I find that budo can help change almost any part of me. All I have to do is bring the part of me that I want to change into the dojo. Just as the only way to change my skill with a sword or stick is for me to take what I want to change with me and train with it, if I want to change something that is not as easily seen as a sword cut or staff strike or a punch or a throw, I have to take it into the dojo and begin working on it.



In Kodokan Judo, one of the core principles is the idea of jita kyoei 自他共栄, often translated as “mutual benefit and welfare.”  I haven’t seen many people come into the dojo looking to change themselves to consider how their actions can create mutual benefit for them and their training partners, but I’ve seen many people implicitly learn this and begin incorporating it into who they are as they spend time in the dojo.  They begin to  consider how directly their thoughtfulness or carelessness impacts the people they train with, who trust each other to train together without harming each other.

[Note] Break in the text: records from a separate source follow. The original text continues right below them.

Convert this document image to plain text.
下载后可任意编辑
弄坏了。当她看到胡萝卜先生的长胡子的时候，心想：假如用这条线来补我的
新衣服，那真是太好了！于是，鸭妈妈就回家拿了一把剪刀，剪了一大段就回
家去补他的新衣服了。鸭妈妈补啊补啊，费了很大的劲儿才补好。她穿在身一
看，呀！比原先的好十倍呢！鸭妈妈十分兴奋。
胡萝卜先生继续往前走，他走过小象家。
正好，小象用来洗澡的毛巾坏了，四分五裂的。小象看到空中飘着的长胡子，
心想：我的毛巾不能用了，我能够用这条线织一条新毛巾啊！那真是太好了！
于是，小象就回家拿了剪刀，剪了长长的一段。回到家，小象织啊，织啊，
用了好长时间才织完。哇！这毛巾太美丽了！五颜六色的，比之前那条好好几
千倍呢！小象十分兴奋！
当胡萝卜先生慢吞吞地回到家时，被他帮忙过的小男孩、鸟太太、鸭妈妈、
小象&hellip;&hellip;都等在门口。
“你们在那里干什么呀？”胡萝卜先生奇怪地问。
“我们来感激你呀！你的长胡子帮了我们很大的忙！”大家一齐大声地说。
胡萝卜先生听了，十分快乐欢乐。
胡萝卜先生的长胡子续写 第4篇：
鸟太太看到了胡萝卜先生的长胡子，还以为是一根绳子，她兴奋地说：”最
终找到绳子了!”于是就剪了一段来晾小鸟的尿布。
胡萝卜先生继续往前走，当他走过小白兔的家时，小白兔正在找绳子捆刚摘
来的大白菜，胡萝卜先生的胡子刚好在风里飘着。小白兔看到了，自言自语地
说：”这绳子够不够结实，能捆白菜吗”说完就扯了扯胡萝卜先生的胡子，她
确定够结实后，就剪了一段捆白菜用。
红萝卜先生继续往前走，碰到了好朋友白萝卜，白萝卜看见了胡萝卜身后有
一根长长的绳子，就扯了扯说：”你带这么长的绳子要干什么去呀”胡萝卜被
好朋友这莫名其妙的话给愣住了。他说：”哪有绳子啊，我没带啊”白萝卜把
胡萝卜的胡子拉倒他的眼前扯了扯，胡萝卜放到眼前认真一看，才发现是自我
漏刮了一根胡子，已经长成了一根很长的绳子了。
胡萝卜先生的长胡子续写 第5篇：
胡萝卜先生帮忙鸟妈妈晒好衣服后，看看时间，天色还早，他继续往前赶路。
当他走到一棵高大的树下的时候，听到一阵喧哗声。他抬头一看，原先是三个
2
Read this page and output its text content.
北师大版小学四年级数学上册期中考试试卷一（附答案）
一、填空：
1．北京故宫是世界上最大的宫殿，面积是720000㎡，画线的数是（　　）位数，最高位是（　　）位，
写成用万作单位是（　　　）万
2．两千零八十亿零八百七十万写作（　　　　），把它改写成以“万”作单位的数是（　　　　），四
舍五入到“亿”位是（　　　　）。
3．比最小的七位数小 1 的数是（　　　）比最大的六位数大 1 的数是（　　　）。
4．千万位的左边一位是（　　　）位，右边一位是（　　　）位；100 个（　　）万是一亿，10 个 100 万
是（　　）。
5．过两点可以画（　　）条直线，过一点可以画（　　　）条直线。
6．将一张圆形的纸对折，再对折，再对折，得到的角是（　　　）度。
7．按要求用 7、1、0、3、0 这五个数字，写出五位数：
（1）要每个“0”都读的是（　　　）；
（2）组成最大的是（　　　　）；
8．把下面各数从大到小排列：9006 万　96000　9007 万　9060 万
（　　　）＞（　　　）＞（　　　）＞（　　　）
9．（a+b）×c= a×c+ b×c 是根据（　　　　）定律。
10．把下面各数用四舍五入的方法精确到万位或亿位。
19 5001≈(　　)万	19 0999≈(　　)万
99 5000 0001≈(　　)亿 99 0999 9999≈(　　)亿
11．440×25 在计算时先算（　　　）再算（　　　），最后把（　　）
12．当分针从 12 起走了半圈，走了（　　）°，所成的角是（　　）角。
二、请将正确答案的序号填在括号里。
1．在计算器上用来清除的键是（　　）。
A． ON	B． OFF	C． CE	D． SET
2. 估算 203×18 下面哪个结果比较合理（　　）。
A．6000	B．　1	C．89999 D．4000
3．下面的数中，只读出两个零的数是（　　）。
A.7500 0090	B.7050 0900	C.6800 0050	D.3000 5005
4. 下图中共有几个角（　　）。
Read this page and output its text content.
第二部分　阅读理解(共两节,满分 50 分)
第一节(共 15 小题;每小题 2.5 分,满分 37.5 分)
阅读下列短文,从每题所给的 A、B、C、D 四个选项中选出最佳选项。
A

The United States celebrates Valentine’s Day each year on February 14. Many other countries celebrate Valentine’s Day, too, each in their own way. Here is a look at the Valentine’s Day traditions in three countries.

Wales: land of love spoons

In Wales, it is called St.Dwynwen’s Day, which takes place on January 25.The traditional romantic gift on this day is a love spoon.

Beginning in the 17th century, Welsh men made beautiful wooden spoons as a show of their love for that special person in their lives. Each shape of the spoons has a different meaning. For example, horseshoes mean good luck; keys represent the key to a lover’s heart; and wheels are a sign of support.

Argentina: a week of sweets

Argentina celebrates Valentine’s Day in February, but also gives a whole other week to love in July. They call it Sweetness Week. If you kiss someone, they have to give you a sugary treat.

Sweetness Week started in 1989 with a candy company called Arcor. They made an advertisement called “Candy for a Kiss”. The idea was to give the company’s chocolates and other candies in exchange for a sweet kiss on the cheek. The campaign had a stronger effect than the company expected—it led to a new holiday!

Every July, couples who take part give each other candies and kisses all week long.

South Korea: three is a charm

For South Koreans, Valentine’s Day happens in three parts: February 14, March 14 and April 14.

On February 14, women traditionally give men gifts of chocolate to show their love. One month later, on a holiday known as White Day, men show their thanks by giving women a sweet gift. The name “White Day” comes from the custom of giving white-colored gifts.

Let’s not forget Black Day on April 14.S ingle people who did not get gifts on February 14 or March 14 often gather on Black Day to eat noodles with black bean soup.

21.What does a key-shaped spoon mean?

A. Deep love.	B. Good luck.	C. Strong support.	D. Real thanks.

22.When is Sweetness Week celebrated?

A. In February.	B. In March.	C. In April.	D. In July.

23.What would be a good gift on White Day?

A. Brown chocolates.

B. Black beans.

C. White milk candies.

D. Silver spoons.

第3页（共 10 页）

I’ve seen people who were strong, powerful and disdainful of others train themselves to strong, powerful, gentle and considerate of others.



The story of a weak, timid person coming into the dojo and learning to be a powerful, confident fighter is common (and true!), but what other ways can we change ourselves through training? The wonderful thing about budo keiko is that it is a time set aside for changing aspects of ourselves that we want to change. That’s what makes training so personal. We are taking time and effort and directing it towards changing ourselves in some way. The potential for personal development and transformation is tremendous.  



We’re not simple clay molded by what happens to us. We have choices to make about what we become and how we change. Those who work at developing their entire self, who work on humility, graciousness, kindness and compassion usually succeed in becoming more humble, gracious, kind and compassionate. Budo is a way of interacting with the world. It’s about how we deal with the world around us. It’s about how handle the stress and mess of life. Practicing budo impacts how we relate with all the people around us.



Budo is personal. It’s about developing and refining who we are. It’s not about the flashy stuff on the outside. It’s not about the ranks and belts and trophies and the awards. It’s about who we are and how we deal with the world and the people around us. Ultimately, that creates a lot more satisfaction than any rank or case of trophies.